Digamos Isabel está ahora como transfigurada. No sé qué le pasa. Está luminosa. O transparente. La gran siete ¿me estaré enamorando? Ya perdió la transparencia, menos mal. Pero tengo que andar con cuidado. «Sí, estoy viviendo en falso. Fijate, yo no era así. Era bastante mejor que esto. Vengo de una familia bien proleta. ¿Verdad que no lo parece? Hasta hace tres años, mi viejo todavía trabajaba en la fábrica, y mi vieja cosía para las damas del barrio. Ahora no, porque yo gano bastante y les compré una casita y los ayudo. Aparte de que el viejo se jubiló. Y también mi hermano los ayuda. Es traductor simultáneo, gana bien. Pero ¿a qué venía todo esto? Ah, sí. Te decía que vengo de familia proleta.
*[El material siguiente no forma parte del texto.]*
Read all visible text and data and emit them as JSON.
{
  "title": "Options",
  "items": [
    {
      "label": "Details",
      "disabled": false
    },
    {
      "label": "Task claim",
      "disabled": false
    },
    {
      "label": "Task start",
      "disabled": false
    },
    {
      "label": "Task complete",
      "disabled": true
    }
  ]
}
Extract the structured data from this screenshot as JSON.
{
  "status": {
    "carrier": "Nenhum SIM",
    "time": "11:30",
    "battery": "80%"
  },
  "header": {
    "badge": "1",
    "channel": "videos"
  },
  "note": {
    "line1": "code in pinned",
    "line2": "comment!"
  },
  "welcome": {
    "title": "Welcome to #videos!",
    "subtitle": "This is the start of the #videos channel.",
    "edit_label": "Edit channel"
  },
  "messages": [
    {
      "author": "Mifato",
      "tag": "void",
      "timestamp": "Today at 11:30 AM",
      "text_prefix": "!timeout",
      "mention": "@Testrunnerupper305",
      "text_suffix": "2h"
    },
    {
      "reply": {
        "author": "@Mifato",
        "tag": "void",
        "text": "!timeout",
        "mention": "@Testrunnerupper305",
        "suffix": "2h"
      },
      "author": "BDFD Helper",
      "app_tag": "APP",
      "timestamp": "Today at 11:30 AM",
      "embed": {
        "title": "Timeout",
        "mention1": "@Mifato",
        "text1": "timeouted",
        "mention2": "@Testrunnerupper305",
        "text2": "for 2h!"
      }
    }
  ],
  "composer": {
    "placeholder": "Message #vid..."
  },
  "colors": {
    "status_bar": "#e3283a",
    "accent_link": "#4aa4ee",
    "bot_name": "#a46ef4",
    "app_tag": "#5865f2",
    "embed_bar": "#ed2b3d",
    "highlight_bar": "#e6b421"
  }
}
Y por eso mi vocación de actriz, que sí la tengo, no era para llegar a porquerías como
Sueñorreal
.» [No es el título, ya saben.] «Yo siempre quise ser actriz, pero el objetivo esencial era hacer algo útil, ayudar a que la gente entendiera cosas, y no a confundirla, como ahora hago. En el fondo, también ayudo a confundirme.»